Sports Creative Slack Channel Happy Hour Panel

Sports Creative Community Slack Channel Impacting Industry For The Better

07 Apr 2020


APM Music's Matthew Gutknecht, Senior Account Director of Sports Entertainment, contributed to a panel during a virtual happy hour hosted by The Sports Creative Community. Click here to watch last week's panel.



If you’re interested in joining the Sports Creative Community Slack Channel go to There is a simple sign-up page that helps organize who all they have and what they do, and from there you are immediately invited into the Slack Channel.



While the sports world is temporarily shut down, members of the sports creative, digital media, and video world are flocking to community forums such as the Sports Creative Community Slack channel. It’s a place to collaborate and discuss industry trends and network with peers. The group was started in 2018 by Matt Desmond. Desmond brought on Tyler Joynt to assist as an administrator in the community. 

“Matt reached out to me to get critiques on some samples of his work and some general questions, and I, unfortunately, was swamped with work and a new baby and forgot,” Joynt said. “He reached back out shortly after creating the channel and I immediately joined. It seemed like a great place for like-minded sports creatives to meet and network and chat outside of the normal arena like Twitter or at events.”

Joynt attended college for Digital Media and Design with an initial interest in web design, but he quickly fell in love with motion graphics and video editing. He was fortunate enough to win a competition to produce video board graphics for the Orlando Magic and would go onto work in the UCF Athletics video production department, as well as the University of Alabama’s Crimson Tide Productions and SMT (Sports Media Technology). At the time, he didn’t realize what a huge community the Sports Creative Community Slack channel would become and the impact it would have.

“The group itself is now comprised of so many different facets of the sports creative industry that we have topics ranging from what camera lenses to buy, to how teams are using certain social platforms, to animation feedback and even general business/team structure and project management efficiencies,” he said.”

Over the last two years, the support for the group has been tremendous with over 4,000 members. It’s a mark that has happened nearly almost all organically, no ads, no paid promotions. Once the word was out about the group, the community wanted to be a part of it.

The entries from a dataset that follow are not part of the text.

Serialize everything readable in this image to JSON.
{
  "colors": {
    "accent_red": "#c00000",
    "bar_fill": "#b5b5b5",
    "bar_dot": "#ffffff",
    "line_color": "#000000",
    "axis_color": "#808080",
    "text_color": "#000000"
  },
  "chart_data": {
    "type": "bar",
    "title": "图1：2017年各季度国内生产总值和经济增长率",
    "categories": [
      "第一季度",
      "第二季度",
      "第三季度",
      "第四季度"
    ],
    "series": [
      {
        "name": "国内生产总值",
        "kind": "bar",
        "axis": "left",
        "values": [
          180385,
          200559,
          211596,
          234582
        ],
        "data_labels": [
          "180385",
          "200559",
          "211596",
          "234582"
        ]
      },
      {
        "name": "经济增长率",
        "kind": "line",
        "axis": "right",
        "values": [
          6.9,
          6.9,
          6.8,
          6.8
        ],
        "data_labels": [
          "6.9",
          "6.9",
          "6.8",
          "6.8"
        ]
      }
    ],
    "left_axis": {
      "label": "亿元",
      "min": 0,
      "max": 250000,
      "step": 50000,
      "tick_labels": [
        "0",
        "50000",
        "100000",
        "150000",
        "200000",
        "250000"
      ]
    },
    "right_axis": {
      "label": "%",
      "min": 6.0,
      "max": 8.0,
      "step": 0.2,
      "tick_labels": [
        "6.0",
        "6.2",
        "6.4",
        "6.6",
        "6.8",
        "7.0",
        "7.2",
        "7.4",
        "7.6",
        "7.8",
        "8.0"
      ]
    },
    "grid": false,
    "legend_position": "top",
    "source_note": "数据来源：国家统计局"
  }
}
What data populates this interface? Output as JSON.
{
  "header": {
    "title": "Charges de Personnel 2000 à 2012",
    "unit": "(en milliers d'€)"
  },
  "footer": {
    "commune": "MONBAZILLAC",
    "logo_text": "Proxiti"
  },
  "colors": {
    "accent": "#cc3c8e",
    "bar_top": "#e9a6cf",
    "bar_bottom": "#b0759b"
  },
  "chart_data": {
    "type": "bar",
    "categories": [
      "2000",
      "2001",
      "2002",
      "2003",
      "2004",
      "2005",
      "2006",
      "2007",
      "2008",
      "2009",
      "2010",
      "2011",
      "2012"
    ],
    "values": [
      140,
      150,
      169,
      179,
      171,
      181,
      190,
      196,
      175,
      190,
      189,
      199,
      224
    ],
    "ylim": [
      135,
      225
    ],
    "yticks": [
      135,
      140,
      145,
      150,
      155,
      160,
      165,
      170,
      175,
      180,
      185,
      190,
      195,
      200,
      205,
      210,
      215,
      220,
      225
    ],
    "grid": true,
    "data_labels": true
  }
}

“It is not only a huge networking tool, but we have a mentor program, tutorials, one on one interactions with others in the industry, and even vendors that can help educate everyone about their products,” he added. “It is a pretty open place to discuss most anything going on in the industry, and everyone is welcome.”




One of the most common topics during the past month has been the COVID-19 pandemic. How are teams and organizations dealing with it? How can they pivot in this crucial time? What is the impact of storytelling and digital media with sports not being played? For members of the Sports Creative Community Slack channel, nearly everyone has been affected by the crisis. Joynt believes it is crucial they are a space where members can lean on one another and know that they are not alone.

“The community overall really has been very positive during this, and it seems that most people are focused on what they can do rather than what they aren’t able to do,” he said. “Matt had the idea to start a weekly happy hour, and that has been received really well. It’s been a great way for everyone to get together and learn how other teams/companies are handling this, but also to just be in the company of other creatives that you may not normally be around.”

The first happy hour saw over 200 members join in to hear a panel of eight industry professionals their stories and answer questions from the group. It’s also an excellent opportunity for those professionals who aren’t able to go to major conferences or conventions like IDEA, NAB, or SVG. It also helps teams and organizations fill job openings, meet freelancers, and students they may not normally have the chance to. When choosing the panelists, the group's goals are to have panelists from different types of leagues, sports, and organizations that can touch on various aspects of the community.

“We’ve had panelists from all of the major U.S. leagues, Facebook, freelancers, and even the Australian Football League (rugby),” he added. “They’ve been in roles covering live event production, social media content creation, brand integration, and more. Having such a large variety of entities and job positions has allowed us to reach a broader audience so everyone can feel involved.”


When Joynt joined the group it had less than 100 members and as mentioned has blossomed into over 4,000 which shows how connected the sports creative community is. For him, the most rewarding part of the ride has been connections made and the jobs they have helped people land.

“We have knowledge of over 60 full-time, part-time, and freelance jobs being acquired directly from the group,” he said. “Ultimately the goal is to continue to be a great resource for the sports creative community. We have a plan to start providing more resources as we grow with a tutorial series, podcast, more virtual happy hour panels, and even more meetups (once we are able) Our main goal is to not only help others in the industry but to help foster unification and keep it moving in the right direction.”